BAGHDAD (Reuters) -- Saddam Hussein's top henchman and cousin Ali Hassan al-Majid -- known in the West as "Chemical Ali" -- has been handed given his third death sentence by an Iraqi court, this one for his involvement in killing and displacing Shi'ite Muslims in 1999.
Al-Majid, who earned notoriety for his role in using poison gas to kill thousands of Kurdish villagers, was condemned to death for "premeditated killing as a crime against humanity" and displacing civilians in raids on their homes.
His previous sentences were for masterminding a genocidal campaign against Kurds in the 1980s and killing thousands of Shi'a in a crackdown on their uprising after the 1991 Gulf War. Those executions have been held up by political wrangling.

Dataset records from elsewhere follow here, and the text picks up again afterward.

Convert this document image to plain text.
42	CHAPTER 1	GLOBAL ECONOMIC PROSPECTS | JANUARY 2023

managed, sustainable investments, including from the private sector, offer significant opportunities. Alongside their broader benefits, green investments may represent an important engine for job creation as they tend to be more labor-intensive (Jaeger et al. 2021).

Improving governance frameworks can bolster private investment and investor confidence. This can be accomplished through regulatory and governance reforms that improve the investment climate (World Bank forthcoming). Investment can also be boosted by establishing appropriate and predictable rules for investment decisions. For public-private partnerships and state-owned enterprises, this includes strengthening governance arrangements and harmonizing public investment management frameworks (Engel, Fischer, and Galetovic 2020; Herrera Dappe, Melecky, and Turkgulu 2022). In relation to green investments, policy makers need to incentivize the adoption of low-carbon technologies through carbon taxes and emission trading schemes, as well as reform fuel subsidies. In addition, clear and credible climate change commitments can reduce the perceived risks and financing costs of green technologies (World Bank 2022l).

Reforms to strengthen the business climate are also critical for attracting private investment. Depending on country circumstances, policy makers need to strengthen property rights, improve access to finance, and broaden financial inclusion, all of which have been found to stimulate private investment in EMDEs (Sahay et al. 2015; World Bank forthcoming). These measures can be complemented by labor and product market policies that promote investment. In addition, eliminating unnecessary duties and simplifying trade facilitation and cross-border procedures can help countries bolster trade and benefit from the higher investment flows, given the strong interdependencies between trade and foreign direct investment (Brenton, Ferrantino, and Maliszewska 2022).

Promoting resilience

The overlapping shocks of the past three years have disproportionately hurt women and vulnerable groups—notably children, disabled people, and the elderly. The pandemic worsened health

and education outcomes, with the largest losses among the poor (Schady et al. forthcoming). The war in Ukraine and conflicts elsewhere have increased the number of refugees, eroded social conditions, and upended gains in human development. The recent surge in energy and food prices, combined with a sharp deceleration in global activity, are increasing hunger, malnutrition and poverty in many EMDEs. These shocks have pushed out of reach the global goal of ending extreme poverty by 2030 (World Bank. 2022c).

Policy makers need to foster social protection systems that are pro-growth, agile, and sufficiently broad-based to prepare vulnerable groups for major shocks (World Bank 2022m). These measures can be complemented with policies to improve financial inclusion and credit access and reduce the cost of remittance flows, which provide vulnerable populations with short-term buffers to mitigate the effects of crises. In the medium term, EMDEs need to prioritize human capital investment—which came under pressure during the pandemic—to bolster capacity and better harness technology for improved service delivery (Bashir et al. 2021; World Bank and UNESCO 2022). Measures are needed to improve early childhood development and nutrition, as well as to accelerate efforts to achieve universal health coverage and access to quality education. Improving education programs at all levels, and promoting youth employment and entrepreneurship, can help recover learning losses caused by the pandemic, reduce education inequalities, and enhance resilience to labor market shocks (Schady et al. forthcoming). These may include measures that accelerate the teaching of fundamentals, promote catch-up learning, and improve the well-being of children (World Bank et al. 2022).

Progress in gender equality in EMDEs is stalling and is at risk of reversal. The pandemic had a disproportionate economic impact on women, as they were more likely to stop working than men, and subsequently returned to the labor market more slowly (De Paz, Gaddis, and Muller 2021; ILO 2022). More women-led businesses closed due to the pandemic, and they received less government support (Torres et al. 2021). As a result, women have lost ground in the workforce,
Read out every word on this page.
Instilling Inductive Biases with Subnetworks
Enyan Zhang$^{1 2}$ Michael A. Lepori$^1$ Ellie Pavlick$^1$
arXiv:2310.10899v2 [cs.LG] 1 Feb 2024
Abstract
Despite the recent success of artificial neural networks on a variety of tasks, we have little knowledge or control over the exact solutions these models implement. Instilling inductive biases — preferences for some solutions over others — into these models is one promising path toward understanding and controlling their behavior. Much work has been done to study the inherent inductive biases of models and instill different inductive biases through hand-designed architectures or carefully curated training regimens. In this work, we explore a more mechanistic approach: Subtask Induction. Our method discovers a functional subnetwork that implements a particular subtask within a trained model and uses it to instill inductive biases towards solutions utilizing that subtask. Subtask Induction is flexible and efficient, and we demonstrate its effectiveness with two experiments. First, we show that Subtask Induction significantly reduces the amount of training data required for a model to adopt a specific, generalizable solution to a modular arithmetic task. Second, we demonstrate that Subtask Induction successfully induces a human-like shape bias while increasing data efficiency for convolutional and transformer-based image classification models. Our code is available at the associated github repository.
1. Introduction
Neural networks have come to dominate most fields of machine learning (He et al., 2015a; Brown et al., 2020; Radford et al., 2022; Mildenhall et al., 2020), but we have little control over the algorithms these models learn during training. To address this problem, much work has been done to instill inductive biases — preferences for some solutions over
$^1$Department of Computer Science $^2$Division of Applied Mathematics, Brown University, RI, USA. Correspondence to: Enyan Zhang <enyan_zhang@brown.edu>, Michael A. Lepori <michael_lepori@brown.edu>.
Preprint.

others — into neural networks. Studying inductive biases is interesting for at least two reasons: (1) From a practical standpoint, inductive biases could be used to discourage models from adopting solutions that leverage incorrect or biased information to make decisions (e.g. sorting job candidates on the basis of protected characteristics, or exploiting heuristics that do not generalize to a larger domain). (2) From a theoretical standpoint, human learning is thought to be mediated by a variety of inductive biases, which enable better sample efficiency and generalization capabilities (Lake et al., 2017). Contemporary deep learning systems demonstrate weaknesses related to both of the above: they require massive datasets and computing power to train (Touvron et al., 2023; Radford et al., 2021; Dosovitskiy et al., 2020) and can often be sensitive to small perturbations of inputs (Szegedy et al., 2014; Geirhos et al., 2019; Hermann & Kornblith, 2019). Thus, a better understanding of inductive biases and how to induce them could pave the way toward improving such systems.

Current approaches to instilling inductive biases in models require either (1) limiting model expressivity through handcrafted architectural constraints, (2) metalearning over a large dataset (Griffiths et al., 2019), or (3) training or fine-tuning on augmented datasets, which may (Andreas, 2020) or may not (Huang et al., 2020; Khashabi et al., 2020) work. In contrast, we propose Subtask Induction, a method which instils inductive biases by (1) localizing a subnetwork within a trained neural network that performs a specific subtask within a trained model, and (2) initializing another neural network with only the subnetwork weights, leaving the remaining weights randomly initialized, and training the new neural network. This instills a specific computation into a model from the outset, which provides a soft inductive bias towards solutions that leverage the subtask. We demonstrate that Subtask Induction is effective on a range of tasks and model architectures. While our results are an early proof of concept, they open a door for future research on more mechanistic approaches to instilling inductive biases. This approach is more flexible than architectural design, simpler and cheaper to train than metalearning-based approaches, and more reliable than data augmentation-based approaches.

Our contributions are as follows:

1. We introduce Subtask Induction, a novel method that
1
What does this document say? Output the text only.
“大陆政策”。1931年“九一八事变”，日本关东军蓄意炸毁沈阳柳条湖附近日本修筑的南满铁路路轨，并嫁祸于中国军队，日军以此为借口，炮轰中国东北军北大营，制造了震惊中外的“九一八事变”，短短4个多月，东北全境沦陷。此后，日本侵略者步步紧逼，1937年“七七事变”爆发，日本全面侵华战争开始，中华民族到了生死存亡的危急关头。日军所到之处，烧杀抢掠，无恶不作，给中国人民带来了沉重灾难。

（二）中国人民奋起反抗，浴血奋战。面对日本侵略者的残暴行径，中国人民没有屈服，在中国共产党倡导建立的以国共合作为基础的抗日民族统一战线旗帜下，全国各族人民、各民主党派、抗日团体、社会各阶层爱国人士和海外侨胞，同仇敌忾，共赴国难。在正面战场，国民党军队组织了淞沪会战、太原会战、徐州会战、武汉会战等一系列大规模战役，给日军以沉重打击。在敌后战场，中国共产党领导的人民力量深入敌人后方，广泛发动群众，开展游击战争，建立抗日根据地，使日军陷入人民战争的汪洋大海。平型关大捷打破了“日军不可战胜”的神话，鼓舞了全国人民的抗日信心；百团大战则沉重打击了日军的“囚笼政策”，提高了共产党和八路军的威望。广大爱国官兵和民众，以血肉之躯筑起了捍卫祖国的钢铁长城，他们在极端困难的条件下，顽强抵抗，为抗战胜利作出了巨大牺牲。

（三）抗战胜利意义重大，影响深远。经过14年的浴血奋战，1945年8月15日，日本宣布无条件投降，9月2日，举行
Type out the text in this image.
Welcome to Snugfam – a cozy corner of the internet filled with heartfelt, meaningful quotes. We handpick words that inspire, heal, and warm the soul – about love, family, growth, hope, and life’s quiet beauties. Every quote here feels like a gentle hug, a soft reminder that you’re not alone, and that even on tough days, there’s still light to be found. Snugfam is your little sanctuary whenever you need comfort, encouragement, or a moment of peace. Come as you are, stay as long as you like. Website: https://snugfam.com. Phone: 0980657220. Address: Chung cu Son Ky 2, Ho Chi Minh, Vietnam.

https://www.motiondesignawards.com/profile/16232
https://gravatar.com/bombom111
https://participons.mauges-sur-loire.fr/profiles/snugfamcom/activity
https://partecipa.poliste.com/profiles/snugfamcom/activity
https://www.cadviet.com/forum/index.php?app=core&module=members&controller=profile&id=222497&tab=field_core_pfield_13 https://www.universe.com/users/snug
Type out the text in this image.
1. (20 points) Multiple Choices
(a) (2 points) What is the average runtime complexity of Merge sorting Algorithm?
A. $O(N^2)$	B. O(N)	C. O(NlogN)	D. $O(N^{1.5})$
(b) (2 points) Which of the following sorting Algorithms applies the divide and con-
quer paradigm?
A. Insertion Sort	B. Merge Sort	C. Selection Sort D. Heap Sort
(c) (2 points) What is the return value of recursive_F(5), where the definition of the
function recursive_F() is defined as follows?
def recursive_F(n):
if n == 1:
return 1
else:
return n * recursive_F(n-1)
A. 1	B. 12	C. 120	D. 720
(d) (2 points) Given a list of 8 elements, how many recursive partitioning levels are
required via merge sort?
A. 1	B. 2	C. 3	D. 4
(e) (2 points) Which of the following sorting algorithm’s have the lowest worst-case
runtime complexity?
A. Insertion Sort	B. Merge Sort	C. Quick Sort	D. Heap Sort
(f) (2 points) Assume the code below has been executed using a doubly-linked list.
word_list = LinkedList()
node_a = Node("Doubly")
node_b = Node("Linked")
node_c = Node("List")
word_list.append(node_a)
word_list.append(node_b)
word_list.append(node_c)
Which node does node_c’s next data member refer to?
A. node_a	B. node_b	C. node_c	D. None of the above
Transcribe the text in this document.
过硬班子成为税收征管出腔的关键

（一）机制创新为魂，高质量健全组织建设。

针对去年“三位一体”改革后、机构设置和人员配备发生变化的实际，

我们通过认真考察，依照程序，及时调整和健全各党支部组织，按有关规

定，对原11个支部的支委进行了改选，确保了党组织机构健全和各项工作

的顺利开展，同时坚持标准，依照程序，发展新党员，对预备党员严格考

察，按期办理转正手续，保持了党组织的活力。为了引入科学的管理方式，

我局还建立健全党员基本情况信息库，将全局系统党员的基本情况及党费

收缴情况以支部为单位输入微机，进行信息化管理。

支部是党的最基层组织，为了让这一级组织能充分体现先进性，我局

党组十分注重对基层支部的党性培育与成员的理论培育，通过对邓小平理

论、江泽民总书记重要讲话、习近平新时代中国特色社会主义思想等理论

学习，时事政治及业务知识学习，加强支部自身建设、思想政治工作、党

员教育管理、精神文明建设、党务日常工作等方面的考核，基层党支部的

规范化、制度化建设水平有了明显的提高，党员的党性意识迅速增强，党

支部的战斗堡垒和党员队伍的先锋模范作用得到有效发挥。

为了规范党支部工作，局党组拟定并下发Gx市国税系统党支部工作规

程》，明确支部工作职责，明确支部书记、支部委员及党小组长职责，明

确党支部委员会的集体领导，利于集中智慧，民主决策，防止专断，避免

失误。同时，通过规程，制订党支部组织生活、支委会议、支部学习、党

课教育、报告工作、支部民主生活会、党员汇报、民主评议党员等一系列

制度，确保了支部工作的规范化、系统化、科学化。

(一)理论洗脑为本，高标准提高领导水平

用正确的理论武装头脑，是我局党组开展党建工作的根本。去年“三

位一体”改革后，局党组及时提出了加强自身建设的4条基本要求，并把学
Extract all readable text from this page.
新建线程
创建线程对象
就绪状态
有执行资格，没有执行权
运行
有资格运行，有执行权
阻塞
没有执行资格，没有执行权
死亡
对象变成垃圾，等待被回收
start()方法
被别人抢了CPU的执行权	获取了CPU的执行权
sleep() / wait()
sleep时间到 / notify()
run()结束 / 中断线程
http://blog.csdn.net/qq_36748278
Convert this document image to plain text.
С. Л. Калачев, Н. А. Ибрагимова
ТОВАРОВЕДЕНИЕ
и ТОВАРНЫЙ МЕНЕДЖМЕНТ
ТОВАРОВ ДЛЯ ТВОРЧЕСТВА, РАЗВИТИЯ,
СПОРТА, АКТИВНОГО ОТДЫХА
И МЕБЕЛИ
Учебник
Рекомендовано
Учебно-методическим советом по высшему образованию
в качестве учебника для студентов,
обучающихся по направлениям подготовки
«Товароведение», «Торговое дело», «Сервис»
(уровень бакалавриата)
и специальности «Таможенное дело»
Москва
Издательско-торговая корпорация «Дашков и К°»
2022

In the latest case, the Iraqi military were ordered into Shi'ite areas, mainly in Baghdad, to prevent demonstrations after the assassination of revered Shi'ite cleric Mohammed Sadeq al-Sadr.
Of the 14 defendants, two others were sentenced to death and four were jailed for life, including Abed Hamid Mahmud, who was Saddam's personal secretary at the time.
The court acquitted former Deputy Prime Minister Tareq Aziz -- also facing another trial for his alleged involvement in executing dozens of merchants accused of breaking state price controls in 1992.
The Iraqi High Tribunal was set up in 2003, after the U.S. invasion, to try former members of Hussein's government. It was the court that sentenced the former dictator to death.
New York-based Human Rights Watch estimates 290,000 people vanished under Hussein's regime, many of their bodies heaped in ditches.
Saddam was executed in December 2006 after being convicted of crimes against humanity for the killing of 148 Shi'ite men and boys after a 1982 assassination attempt.
His half-brother Barzan Ibrahim al-Tikriti was executed two weeks later in a botched hanging that tore off his head. Two other members of the former government have also been executed.